TRISTEZA, POR FAVOR, FIQUE DO LADO DE FORA

por Zé Roberto Padilha


Dizem que apenas Deus, e o resultado da Mega-Sena, um titulo alcançado aos 45 minutos do segundo tempo, podem decidir, quem nesta terra dos homens que amam o futebol, e perseguem a sorte, alcançará a felicidade.

Mas naquele domingo, 16 de julho de 1950, ele estaria nas mãos de um simpático e ardiloso mineiro.
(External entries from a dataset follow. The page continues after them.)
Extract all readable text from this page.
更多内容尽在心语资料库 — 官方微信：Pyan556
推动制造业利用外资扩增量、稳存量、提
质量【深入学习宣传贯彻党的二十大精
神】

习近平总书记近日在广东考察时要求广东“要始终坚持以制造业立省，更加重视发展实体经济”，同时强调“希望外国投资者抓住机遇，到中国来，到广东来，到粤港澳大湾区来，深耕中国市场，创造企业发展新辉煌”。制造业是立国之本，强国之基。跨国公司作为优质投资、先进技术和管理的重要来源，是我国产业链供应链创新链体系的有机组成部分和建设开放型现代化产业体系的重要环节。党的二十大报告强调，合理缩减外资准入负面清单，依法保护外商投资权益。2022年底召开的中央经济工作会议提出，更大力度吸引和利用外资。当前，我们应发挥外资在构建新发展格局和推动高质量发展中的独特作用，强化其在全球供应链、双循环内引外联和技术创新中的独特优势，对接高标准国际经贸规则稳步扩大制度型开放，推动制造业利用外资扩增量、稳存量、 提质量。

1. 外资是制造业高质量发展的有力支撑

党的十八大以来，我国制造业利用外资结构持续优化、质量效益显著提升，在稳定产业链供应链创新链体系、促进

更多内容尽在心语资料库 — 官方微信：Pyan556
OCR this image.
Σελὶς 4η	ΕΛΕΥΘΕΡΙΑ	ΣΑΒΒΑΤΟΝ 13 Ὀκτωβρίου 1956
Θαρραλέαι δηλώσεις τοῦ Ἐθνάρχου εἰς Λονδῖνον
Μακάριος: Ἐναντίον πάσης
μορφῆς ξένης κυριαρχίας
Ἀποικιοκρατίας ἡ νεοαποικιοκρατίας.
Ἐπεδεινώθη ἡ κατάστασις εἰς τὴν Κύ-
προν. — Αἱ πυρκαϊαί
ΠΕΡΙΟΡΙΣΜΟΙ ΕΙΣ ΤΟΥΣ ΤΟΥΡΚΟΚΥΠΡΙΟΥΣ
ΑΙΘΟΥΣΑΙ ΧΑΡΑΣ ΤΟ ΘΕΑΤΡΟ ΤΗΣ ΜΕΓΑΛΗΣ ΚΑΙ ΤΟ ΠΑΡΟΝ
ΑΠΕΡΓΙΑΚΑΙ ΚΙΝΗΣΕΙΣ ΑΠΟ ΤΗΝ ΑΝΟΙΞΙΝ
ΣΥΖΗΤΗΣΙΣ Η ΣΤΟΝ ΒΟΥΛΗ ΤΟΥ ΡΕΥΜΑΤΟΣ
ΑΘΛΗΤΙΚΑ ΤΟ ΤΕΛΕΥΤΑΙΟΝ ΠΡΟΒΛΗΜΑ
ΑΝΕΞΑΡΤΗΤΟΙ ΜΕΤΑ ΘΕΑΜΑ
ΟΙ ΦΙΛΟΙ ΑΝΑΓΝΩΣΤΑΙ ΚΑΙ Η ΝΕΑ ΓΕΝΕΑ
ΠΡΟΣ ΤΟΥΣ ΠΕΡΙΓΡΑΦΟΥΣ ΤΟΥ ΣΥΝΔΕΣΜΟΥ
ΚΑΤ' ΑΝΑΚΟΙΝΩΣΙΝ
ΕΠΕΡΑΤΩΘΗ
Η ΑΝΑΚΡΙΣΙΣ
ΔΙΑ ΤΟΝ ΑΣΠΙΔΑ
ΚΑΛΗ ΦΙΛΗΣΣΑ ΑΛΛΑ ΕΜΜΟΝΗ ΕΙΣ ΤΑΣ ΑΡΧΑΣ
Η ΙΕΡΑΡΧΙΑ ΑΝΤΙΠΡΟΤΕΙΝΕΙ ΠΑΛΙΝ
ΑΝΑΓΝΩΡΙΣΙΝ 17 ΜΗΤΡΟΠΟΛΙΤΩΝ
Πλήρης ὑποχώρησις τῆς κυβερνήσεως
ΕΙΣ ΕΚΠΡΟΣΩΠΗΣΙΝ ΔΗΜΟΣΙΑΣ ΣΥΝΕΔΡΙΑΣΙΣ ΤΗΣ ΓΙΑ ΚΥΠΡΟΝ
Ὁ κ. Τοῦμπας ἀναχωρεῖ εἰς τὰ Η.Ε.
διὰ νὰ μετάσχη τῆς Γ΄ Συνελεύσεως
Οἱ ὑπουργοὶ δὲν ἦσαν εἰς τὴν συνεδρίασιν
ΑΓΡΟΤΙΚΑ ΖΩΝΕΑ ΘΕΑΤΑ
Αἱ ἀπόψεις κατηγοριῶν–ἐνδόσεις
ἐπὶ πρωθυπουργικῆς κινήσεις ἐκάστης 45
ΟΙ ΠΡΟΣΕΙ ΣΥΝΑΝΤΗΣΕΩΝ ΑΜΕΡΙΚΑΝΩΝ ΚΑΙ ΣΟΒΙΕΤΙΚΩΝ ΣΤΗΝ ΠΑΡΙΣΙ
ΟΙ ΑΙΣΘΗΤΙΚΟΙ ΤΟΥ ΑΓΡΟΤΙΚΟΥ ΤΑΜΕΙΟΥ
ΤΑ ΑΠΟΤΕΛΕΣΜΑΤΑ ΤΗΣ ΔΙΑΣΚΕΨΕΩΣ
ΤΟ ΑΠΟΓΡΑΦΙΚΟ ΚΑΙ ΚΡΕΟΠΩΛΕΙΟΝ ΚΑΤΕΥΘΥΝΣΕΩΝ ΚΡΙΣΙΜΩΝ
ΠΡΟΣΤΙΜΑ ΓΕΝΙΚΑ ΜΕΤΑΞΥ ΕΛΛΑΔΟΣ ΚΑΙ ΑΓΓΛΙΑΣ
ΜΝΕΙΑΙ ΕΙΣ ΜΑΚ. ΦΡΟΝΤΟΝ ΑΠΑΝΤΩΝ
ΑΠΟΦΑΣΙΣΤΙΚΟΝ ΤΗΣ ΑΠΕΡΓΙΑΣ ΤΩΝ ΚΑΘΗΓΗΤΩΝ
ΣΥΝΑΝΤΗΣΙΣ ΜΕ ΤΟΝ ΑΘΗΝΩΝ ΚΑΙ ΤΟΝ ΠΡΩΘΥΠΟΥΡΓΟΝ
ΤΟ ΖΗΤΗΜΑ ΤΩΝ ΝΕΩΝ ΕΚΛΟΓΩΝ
Seu Chico, radialista da Rádio Pequeri, era quem decidiria se sua gente explodiria de alegria, ou sucumbiria junto a todo país na mais completa dor do holocausto. Digo, perdão, Maracanaço.

No começo da década de 50, nem todos tinham rádio portátil em Pequeri, pequeno distrito de Bicas, zona da mata mineira, que só seria emancipado dois anos depois, localizado a 300 km de Belo Horizonte.

Os que tinham em suas casas, e ouviam a Voz do Brasil, Gerônimo, o Herói do Sertão, Emilinha e Marlene disputando o cetro de melhor voz pela Rádio Nacional, permaneceram desligados. Todos foram convocados para a praça principal para acompanhar pelas cornetas, fixadas aos postes, a final entre Brasil X Uruguai.

Era seu Chico quem comandava o microfone e ele estava inspirado. Era a bola sair pela lateral que ele fazia graça, baixava o volume que vinha da Radio Globo e anunciava um patrocinador.

Nem quando o Uruguai empatou a partida ele esmoreceu. E avisava, interrompendo seguidamente Waldir Amaral e Jorge Curi, onde a maioria das rádios pelo Brasil pegavam caronas: “O empate é nosso, minha gente. Brasil, zil,zil…”

E quando Gighia, aos 34 minutos do segundo tempo desempatou, Chico foi mais rápido do que o porta-voz do Apocalipse. E desligou o botão. E gritou, em nome dos ambulantes, que precisavam vender, da sua gente, tão esquecida, “Acabou! Somos campeões mundiais!”

Se o árbitro sempre dava minutos a mais, porque não posso antecipar alguns e evitar um trauma coletivo? No seu fundo musical certamente se ouvia: “Tristeza, por favor vá embora…”

Dizem, os mais antigos por lá, que a festa vazou a madrugada enquanto todos os 5 mil municípios pelo país ardiam em dor. E Pequeri, em Minas Gerais, foi, por 12 horas, a única cidade a comemorar o primeiro título mundial do futebol.

Quando acordaram e souberam do ocorrido, perdoaram o Chico. Que estava corrido. Para todos eles, foi um sonho vivido, uma festa não interrompida, um pesadelo superado, mesmo porque toda ressaca é ruim com qualquer resultado.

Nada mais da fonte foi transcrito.